Information Chaos
Beasley and colleagues noted that information in an EHR needed for optimal care may be unavailable, inadequate, scattered, conflicting, lost, or inaccurate, a condition they term information chaos.5 Smith and colleagues reported that decision making in 1 of 7 primary care visits was impaired by missing critical information. Surveyed HCPs estimated that 44% of patients with missing information may receive compromised care as a result, including delayed or erroneous diagnosis and increased costs due to duplication of diagnostic testing.6
Even when technically available, the usability of patient-specific data needed for accurate diagnosis is compromised if the HCP cannot find the information. In most systems data storage paradigms mirror database design rather than provider cognitive models. Ultimately, the design of current EHR interaction paradigms squanders precious cognitive resources and time, particularly during patient encounters, leaving little available for the cognitive tasks necessary for accurate diagnosis and treatment decisions.1,3,4,7
VA Corporate Data Warehouse
VistA was implemented as a decentralized system with 130 instances, each of which is a freestanding EHR. However, as all systems share common data structures, the data can be combined from multiple instances when needed. The VA established a CDW more than 15 years ago in order to collate information from multiple sites to support operations as well as to seek new insights. The CDW currently updates nightly from all 130 EHR instances and is the only location in which patient information from all treating sites is combined. Voogle can access the CDW through the Veterans Informatics and Computing Infrastructure (VINCI), which is a mirror of the CDW databases and was established as a secure research environment.

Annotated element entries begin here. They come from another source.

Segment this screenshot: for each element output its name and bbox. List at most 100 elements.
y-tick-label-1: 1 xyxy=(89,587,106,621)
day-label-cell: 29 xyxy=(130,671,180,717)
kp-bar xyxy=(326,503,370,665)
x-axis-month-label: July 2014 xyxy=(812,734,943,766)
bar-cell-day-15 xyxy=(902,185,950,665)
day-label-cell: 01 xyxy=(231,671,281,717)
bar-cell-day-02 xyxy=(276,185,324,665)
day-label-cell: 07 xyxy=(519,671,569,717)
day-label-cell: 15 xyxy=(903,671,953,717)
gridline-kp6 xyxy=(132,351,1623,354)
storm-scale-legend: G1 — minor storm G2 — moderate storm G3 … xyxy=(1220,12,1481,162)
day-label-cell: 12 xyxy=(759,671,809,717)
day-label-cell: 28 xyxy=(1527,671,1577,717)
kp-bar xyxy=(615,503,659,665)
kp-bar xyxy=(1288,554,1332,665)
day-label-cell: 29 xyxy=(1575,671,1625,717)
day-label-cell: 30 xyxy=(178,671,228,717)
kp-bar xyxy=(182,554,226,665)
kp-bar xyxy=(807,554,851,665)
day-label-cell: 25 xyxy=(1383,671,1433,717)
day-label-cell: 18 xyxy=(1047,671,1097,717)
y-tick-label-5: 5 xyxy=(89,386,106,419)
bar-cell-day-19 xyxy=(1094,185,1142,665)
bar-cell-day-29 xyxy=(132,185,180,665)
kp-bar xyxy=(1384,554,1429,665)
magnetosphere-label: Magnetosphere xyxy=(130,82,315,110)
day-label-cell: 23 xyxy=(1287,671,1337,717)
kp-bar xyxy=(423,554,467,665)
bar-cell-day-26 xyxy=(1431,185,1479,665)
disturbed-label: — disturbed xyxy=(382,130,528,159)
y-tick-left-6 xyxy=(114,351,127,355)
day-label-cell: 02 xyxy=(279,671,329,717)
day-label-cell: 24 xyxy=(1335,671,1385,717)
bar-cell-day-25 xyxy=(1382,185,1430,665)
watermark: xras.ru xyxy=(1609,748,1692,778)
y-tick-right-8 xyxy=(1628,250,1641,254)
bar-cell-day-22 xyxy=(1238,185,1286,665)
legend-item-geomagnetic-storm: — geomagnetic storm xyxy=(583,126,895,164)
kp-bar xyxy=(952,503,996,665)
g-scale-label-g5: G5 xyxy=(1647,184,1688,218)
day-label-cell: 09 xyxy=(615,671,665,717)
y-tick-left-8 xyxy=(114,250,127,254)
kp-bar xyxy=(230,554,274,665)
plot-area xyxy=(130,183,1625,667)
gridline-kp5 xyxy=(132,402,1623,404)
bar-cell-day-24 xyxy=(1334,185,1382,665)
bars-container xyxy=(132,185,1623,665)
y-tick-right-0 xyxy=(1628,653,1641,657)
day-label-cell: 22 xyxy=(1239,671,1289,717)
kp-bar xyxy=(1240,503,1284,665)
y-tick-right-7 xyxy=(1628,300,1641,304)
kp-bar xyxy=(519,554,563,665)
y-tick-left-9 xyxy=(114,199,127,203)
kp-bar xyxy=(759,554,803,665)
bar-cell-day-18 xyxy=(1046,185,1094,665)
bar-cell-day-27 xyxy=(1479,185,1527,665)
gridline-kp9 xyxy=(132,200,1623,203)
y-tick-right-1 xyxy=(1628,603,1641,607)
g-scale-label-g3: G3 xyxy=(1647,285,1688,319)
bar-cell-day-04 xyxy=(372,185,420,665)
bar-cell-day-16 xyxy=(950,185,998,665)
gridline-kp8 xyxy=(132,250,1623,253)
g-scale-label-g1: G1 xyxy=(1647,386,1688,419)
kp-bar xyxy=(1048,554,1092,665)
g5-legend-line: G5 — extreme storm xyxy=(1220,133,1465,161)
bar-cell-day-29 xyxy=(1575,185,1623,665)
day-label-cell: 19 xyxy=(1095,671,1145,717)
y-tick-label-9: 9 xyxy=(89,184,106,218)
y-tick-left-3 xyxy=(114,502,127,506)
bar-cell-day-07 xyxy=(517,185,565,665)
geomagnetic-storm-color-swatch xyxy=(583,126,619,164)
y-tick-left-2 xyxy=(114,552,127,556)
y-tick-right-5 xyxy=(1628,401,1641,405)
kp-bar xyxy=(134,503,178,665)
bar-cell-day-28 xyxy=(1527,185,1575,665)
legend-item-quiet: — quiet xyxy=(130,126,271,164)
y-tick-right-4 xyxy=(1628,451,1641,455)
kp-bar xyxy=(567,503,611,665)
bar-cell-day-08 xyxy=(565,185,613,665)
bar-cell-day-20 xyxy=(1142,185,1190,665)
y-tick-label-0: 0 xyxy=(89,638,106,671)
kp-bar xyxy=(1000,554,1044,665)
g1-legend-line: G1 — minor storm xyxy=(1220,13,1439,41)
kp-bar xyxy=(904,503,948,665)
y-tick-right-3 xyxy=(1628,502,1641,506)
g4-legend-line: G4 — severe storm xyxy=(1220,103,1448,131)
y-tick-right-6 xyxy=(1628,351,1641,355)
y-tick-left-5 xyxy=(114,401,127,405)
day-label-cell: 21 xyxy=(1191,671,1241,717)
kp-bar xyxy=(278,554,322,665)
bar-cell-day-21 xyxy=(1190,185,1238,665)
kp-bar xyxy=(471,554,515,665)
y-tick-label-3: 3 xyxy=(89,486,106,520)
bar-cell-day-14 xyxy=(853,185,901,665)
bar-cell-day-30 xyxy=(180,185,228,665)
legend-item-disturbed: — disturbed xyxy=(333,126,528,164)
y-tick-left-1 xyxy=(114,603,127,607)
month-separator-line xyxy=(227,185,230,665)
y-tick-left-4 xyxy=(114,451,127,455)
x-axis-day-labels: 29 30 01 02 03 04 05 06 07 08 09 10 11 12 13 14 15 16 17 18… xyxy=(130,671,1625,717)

The CDW contains information on 25 million veterans, with about 15 terabytes of text data. Approximately 4 billion data points, including 1 million text notes, are accrued nightly. The Integrated Control Number (ICN), a unique patient identifier, is assigned to each CDW record and is cross-indexed in the master patient index. All CDW data are tied to the ICN, facilitating access to and attribution of all patient data from all VA sites. Voogle relies on this identifier to build indexed files, or domains (which are document collections), of requested specific patient information to support its search algorithm.
Structured Data
Most of the data accrued in an EHR are structured data (such as laboratory test results and vital signs) and stored in a defined database framework. Voogle uses iFind (Intersystems Inc, Cambridge, MA) to index, count, and then search for requested information within structured data fields.
Unstructured Text
In contrast to structured data, text notes are stored as documents that are retrievable by patient, author, date, clinic, as well as numerous other fields. Unstructured (free) text notes are more information rich than either structured data or templated notes since their narrative format more closely parallels providers’ cognitive processes.1,7 The value of the narrative becomes even more critical in understanding complex clinical scenarios with multiple interacting disease processes. Narratives emphasize important details, reducing cognitive overload by reducing the salience of detail the author deems to be less critical. Narrative notes simultaneously assure availability through the use of unstandardized language, often including specialty and disease-specific abbreviations.1 Information needed for decision making in the illustrative case in this report was present only in HCP-entered free-text notes, as the structured data from which the free text was derived were not available.